Norm teaches language and culture at the local primary school. I’m slowly learning bits and pieces of language, and proper culture from him. But only when I ask. Not the textbook or newspaper version of culture. Real stuff. This may sound strange, but our English is a harsh sounding language once you hear conversations in the local language. For example, you’re driving down the road and your mate says, “I need a piss stop!”
Up here you need a ‘goombu’ stop. If you are asking if everything or someone is OK, you say “Yallada?” Your reply if all is OK is the same obviously, “Yallada.” I’ve also learnt among others, crocodile/bilgamul, house/bayan, land/bubu. Waybala (white fellas) call the flightless rainforest birds with the lethal talons and the horny ‘hammer’ on their heads ‘Cassowary’. Here they are called gurrunji (gu as in good roll the rr & ji as in a short gee…goo rrrun gee). I’ll continue to learn more words. I’m like a child, learning nouns and a few select verbs. I’ll post as I learn.
For my overseas family, did you know that up Cooktown way just 70km away, the language is different? Bama language has many dialects, Australia wide they could be counted in the thousands. (Sidetrack: I have a murri friend in Rockhampton who can speak seven separate dialects that belong to people in a trail between Broome in Western Australia, through to Innamincka is Sth Australia & up through Western Queensland. In worldly terms, that’s Seven different languages. I don’t know anyone else who has that knowledge. I know an Estonian lady who speaks (I think) three or four languages, but no-one other than Shippy who is fluent in seven. However, up here 99% of bama know at least their clan or country language as well as English. Many people know three languages or more. Anyway, you all know that we have ‘Kangaroo’ in the English language, courtesy of Capt. Cook & Banks and them who had that mishap on the reef South-East of here and made their repairs on the banks of the river they named after their bark (an ex coal haulier ship), the ‘Endeavour” in 1770. Well, kangaroo actually comes from ‘guungurru’ (I hope the spelling is correct), in gugu yimmithir language. Willie Gordon is an elder, a storykeeper from that area. Check out his his blog here. It has a lot of bama cultural stuff, dreaming stories, stories of where Willies father and grandfather were born etc. Ell worth a look. He has recently begun a monthly contribution to the Cooktown Local News. In his first article, ‘Reflections on a 6000-year Journey’ he explained in such simple yet eloquent words where Aboriginal Australians have come from.

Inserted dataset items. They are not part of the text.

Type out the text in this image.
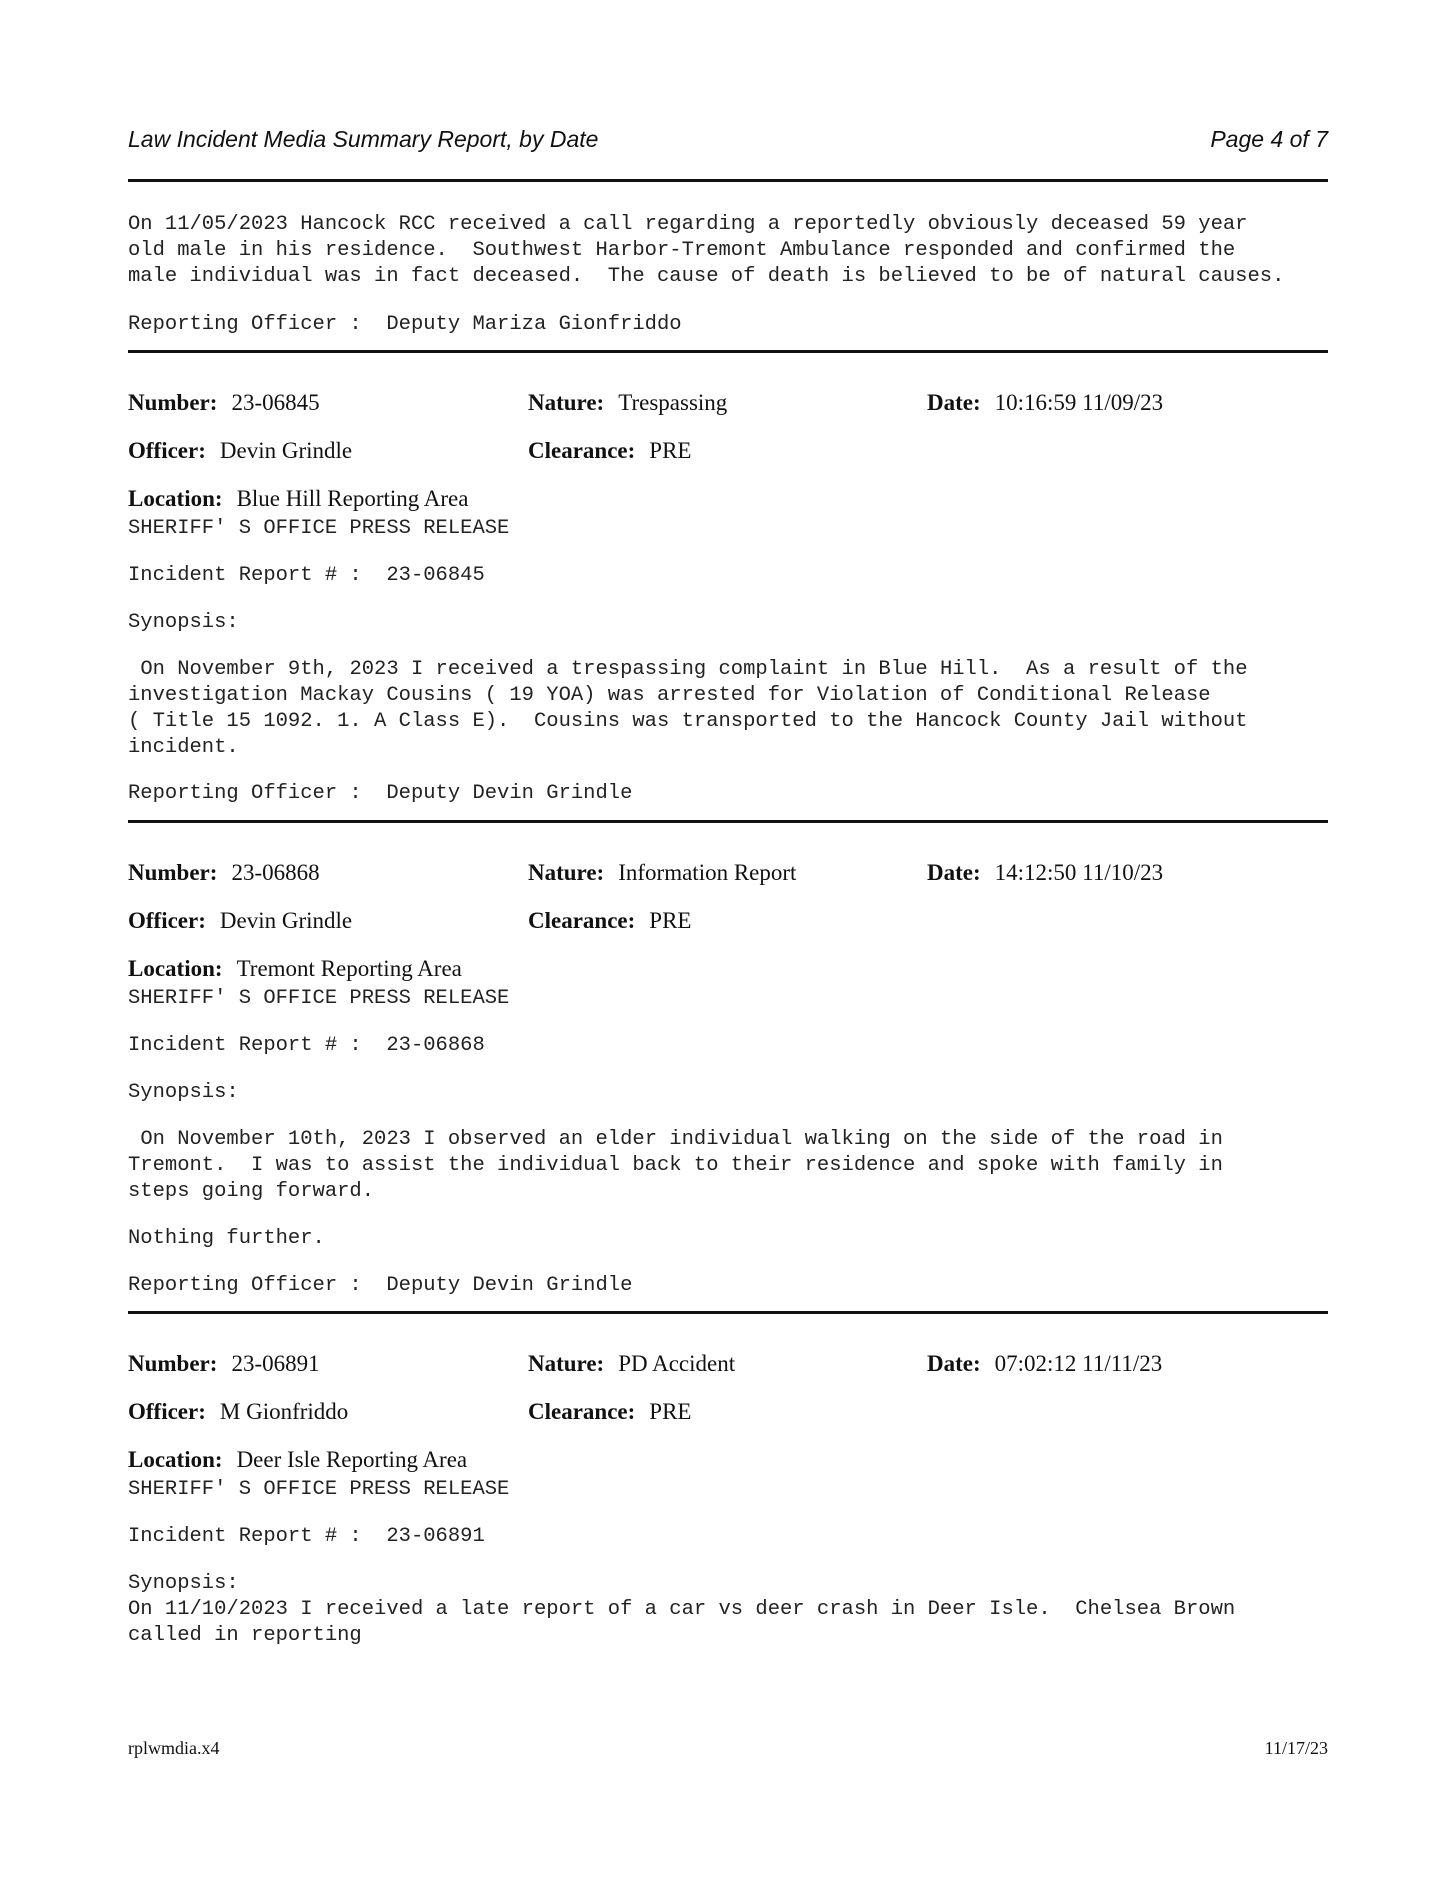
Law Incident Media Summary Report, by Date	Page 4 of 7
On 11/05/2023 Hancock RCC received a call regarding a reportedly obviously deceased 59 year
old male in his residence.  Southwest Harbor-Tremont Ambulance responded and confirmed the
male individual was in fact deceased.  The cause of death is believed to be of natural causes.
Reporting Officer :  Deputy Mariza Gionfriddo
Number: 23-06845	Nature: Trespassing	Date: 10:16:59 11/09/23
Officer: Devin Grindle	Clearance: PRE
Location: Blue Hill Reporting Area
SHERIFF' S OFFICE PRESS RELEASE
Incident Report # :  23-06845
Synopsis:
On November 9th, 2023 I received a trespassing complaint in Blue Hill.  As a result of the
investigation Mackay Cousins ( 19 YOA) was arrested for Violation of Conditional Release
( Title 15 1092. 1. A Class E).  Cousins was transported to the Hancock County Jail without
incident.
Reporting Officer :  Deputy Devin Grindle
Number: 23-06868	Nature: Information Report	Date: 14:12:50 11/10/23
Officer: Devin Grindle	Clearance: PRE
Location: Tremont Reporting Area
SHERIFF' S OFFICE PRESS RELEASE
Incident Report # :  23-06868
Synopsis:
On November 10th, 2023 I observed an elder individual walking on the side of the road in
Tremont.  I was to assist the individual back to their residence and spoke with family in
steps going forward.
Nothing further.
Reporting Officer :  Deputy Devin Grindle
Number: 23-06891	Nature: PD Accident	Date: 07:02:12 11/11/23
Officer: M Gionfriddo	Clearance: PRE
Location: Deer Isle Reporting Area
SHERIFF' S OFFICE PRESS RELEASE
Incident Report # :  23-06891
Synopsis:
On 11/10/2023 I received a late report of a car vs deer crash in Deer Isle.  Chelsea Brown
called in reporting
rplwmdia.x4	11/17/23
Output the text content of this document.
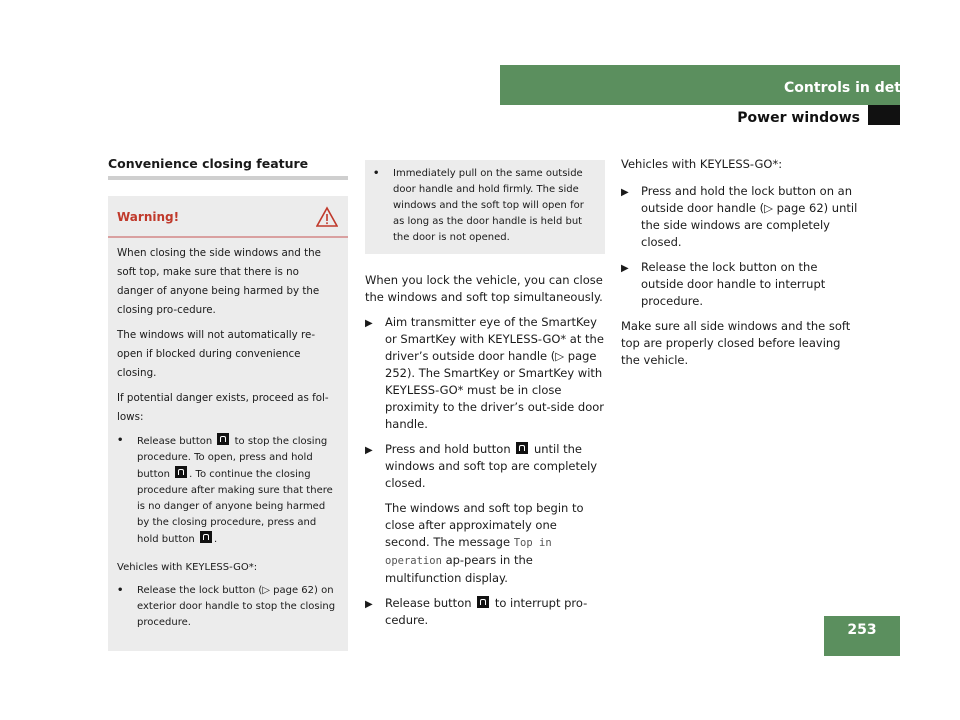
Controls in detail
Power windows
Convenience closing feature
Warning!

When closing the side windows and the soft top, make sure that there is no danger of anyone being harmed by the closing pro-cedure.

The windows will not automatically re-open if blocked during convenience closing.

If potential danger exists, proceed as fol-lows:

•	Release button to stop the closing procedure. To open, press and hold button . To continue the closing procedure after making sure that there is no danger of anyone being harmed by the closing procedure, press and hold button .

Vehicles with KEYLESS-GO*:

•	Release the lock button (▷ page 62) on exterior door handle to stop the closing procedure.
•	Immediately pull on the same outside door handle and hold firmly. The side windows and the soft top will open for as long as the door handle is held but the door is not opened.

When you lock the vehicle, you can close the windows and soft top simultaneously.

▶	Aim transmitter eye of the SmartKey or SmartKey with KEYLESS-GO* at the driver’s outside door handle (▷ page 252). The SmartKey or SmartKey with KEYLESS-GO* must be in close proximity to the driver’s out-side door handle.
▶	Press and hold button until the windows and soft top are completely closed.
The windows and soft top begin to close after approximately one second. The message Top in operation ap-pears in the multifunction display.
▶	Release button to interrupt pro-cedure.

Vehicles with KEYLESS-GO*:

▶	Press and hold the lock button on an outside door handle (▷ page 62) until the side windows are completely closed.
▶	Release the lock button on the outside door handle to interrupt procedure.

Make sure all side windows and the soft top are properly closed before leaving the vehicle.

253
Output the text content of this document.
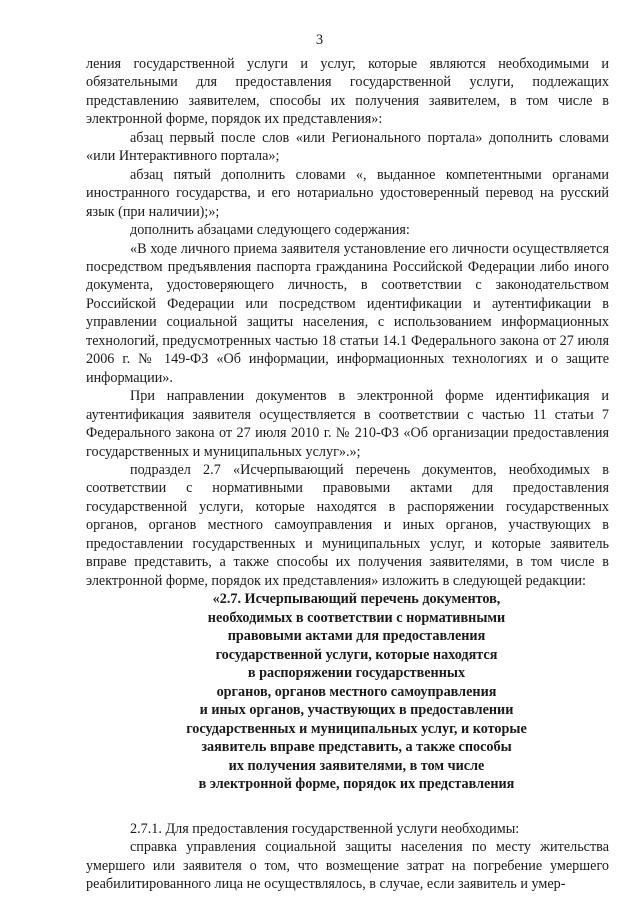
3

ления государственной услуги и услуг, которые являются необходимыми и обязательными для предоставления государственной услуги, подлежащих представлению заявителем, способы их получения заявителем, в том числе в электронной форме, порядок их представления»:

абзац первый после слов «или Регионального портала» дополнить словами «или Интерактивного портала»;

абзац пятый дополнить словами «, выданное компетентными органами иностранного государства, и его нотариально удостоверенный перевод на русский язык (при наличии);»;

дополнить абзацами следующего содержания:

«В ходе личного приема заявителя установление его личности осуществляется посредством предъявления паспорта гражданина Российской Федерации либо иного документа, удостоверяющего личность, в соответствии с законодательством Российской Федерации или посредством идентификации и аутентификации в управлении социальной защиты населения, с использованием информационных технологий, предусмотренных частью 18 статьи 14.1 Федерального закона от 27 июля 2006 г. № 149-ФЗ «Об информации, информационных технологиях и о защите информации».

При направлении документов в электронной форме идентификация и аутентификация заявителя осуществляется в соответствии с частью 11 статьи 7 Федерального закона от 27 июля 2010 г. № 210-ФЗ «Об организации предоставления государственных и муниципальных услуг».»;

подраздел 2.7 «Исчерпывающий перечень документов, необходимых в соответствии с нормативными правовыми актами для предоставления государственной услуги, которые находятся в распоряжении государственных органов, органов местного самоуправления и иных органов, участвующих в предоставлении государственных и муниципальных услуг, и которые заявитель вправе представить, а также способы их получения заявителями, в том числе в электронной форме, порядок их представления» изложить в следующей редакции:

«2.7. Исчерпывающий перечень документов,
необходимых в соответствии с нормативными
правовыми актами для предоставления
государственной услуги, которые находятся
в распоряжении государственных
органов, органов местного самоуправления
и иных органов, участвующих в предоставлении
государственных и муниципальных услуг, и которые
заявитель вправе представить, а также способы
их получения заявителями, в том числе
в электронной форме, порядок их представления

2.7.1. Для предоставления государственной услуги необходимы:

справка управления социальной защиты населения по месту жительства умершего или заявителя о том, что возмещение затрат на погребение умершего реабилитированного лица не осуществлялось, в случае, если заявитель и умер-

I’m sure Willy won’t mind if I quote him:
“In the developed world, people slowly stopped being hunter-gatherers when farming was first introduced, around 6000 years ago. This means they have had 6000 years of gradual adaptation and change to reach where they are today.
Aboriginal people in Australia started making this journey 220 years ago.”
He also adds:
“Here on Cape York we’ve had less time: my grandfather was born in the bush at the Birth Site where I take people on tour; my father’s home as a child was a bark shelter.” I will ask permission to transcribe the full reflection. My friend has such a beautiful way of cutting through to the heart of things, gently.
Anyway, I’m learning the language down here 🙂
The Sun shone all day. We washed all our clothes. We aired our mattresses and bedding, and finished our big house clean. We had five native pigeons, a wagtail, a brown honey-eater & the Sunbirds visit us in a one hour space between about 9:30 and 10:30. Right when my phone was flat and the charger was in the other bus. No pics. 😦
I headed down to Ayton and spent three hours washing both buses inside and out while my phone charged. The two buses and Georges Toyota look good now. Just like bought ones. 🙂
Monday night is the full moon, with a 3 metre tide (big up here) expected to peak on sunset, which is also moonrise (full moon). Might check out the fishing at the wharf if the tide doesn’t flood it.